Posted by Restaurant Pho King Bon on Monday, September 7, 2020
Though Nguyen claimed victory for her petition on Monday after the statement promising the modifications was posted, the 2,500 comments appearing beneath the Facebook post suggest that many feel the actions taken by the restaurant are inadequate.
Minh Vy Trinh, a first-generation Canadian whose parents immigrated from Vietnam after the war, tells Eater that renaming the menu items was the “bare minimum” the restaurant could have done.
“I really feel that his apology was fake and meaningless ... It was really just about saving face amid the pressure from the Vietnamese community,” Trinh says.
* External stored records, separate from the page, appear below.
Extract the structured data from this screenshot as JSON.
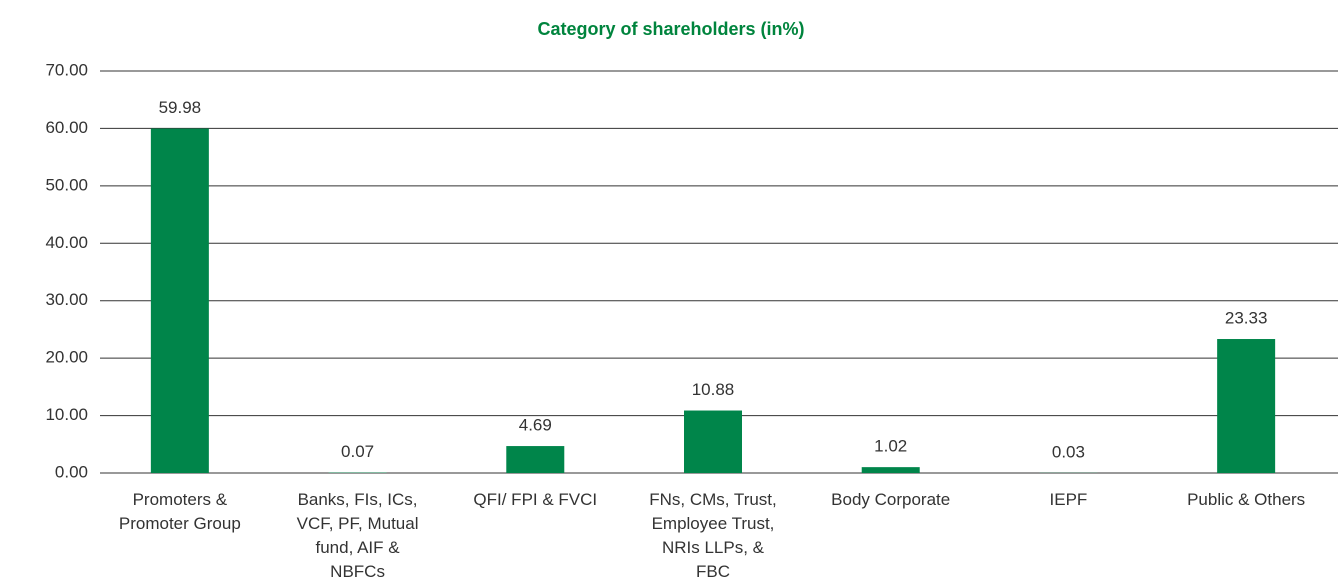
{
  "chart_data": {
    "type": "bar",
    "title": "Category of shareholders (in%)",
    "categories": [
      "Promoters & Promoter Group",
      "Banks, FIs, ICs, VCF, PF, Mutual fund, AIF & NBFCs",
      "QFI/ FPI & FVCI",
      "FNs, CMs, Trust, Employee Trust, NRIs LLPs, & FBC",
      "Body Corporate",
      "IEPF",
      "Public & Others"
    ],
    "values": [
      59.98,
      0.07,
      4.69,
      10.88,
      1.02,
      0.03,
      23.33
    ],
    "color": "#00854a",
    "ylim": [
      0,
      70
    ],
    "yticks": [
      {
        "value": 0,
        "label": "0.00"
      },
      {
        "value": 10,
        "label": "10.00"
      },
      {
        "value": 20,
        "label": "20.00"
      },
      {
        "value": 30,
        "label": "30.00"
      },
      {
        "value": 40,
        "label": "40.00"
      },
      {
        "value": 50,
        "label": "50.00"
      },
      {
        "value": 60,
        "label": "60.00"
      },
      {
        "value": 70,
        "label": "70.00"
      }
    ],
    "grid": true
  }
}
She was among the first to leave a negative review on the restaurant’s Facebook page on Friday, and says after criticizing the use of the Vietnamese language elsewhere on the page, she was blocked from leaving comments.
“He’s not actually apologizing, and there wasn’t much recognition on their part from the start,” Julie Tran, a master’s student studying anti-Asian sentiment at the University of Ottawa, told Patrick Masbourian on Radio-Canada’s “Tout un matin” this morning.
The criticism doesn’t end there: According to Le Devoir, Impératif français, an organization that promotes and protects the French language in Quebec, also finds the wordplay “unacceptable,” and has filed a complaint with the Office de la langue française du Québec (OLFQ), the province’s language watchdog. The OLFQ has confirmed that it is investigating the matter.